If Jeffrey Immelt felt unlucky to take over General Electric from living legend Jack Welch just four days before the September 11 atrocities, he can only blame himself for allowing financial services to become such a large part of the mega-conglomerate. GE may remain, for now, one of only six triple A-rated US companies, but the markets are trading it like junk as fears over its GE Capital unit mount. GE’s shares are down nearly 60 per cent this year and each soothing word it gives investors seemingly is having the opposite effect.

At Wednesday’s close, for example, all of GE was worth $6.69 a share even as an analyst from Deutsche Bank estimated that its industrial units alone, responsible for half its earnings recently, were worth around $12 on their own. GE is a leader in areas such as aircraft engines, medical equipment, and power and water infrastructure, businesses that will suffer in a recession but not vanish. The implied value of its financial arm of negative $56bn seems irrational, but perception is often reality in today’s jittery markets.

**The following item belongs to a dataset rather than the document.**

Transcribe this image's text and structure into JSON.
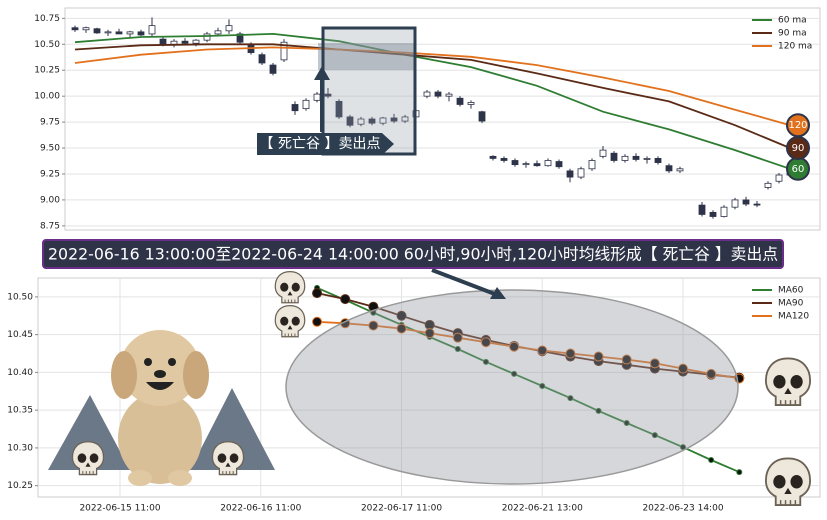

GE is better-positioned to weather the financial storm than most purely financial firms and it has already taken many steps to raise equity, conserve cash and shore up finances. Aside from an expected credit rating downgrade, there are few exogenous events that pose an immediate threat. Still, it is playing its relatively strong hand poorly. Touting “ample liquidity” or “excellent assets” have been the famous last words of too many executives lately. Vague reassurances over landmines in GE Capital such as a huge commercial real estate portfolio and heavy credit exposure in the UK and eastern Europe are unconvincing. Perhaps its size and credit rating have made it too arrogant. Unlike more fragile peers, GE can afford to come clean about risks and amass enough capital to dispel completely any fears over a catastrophe.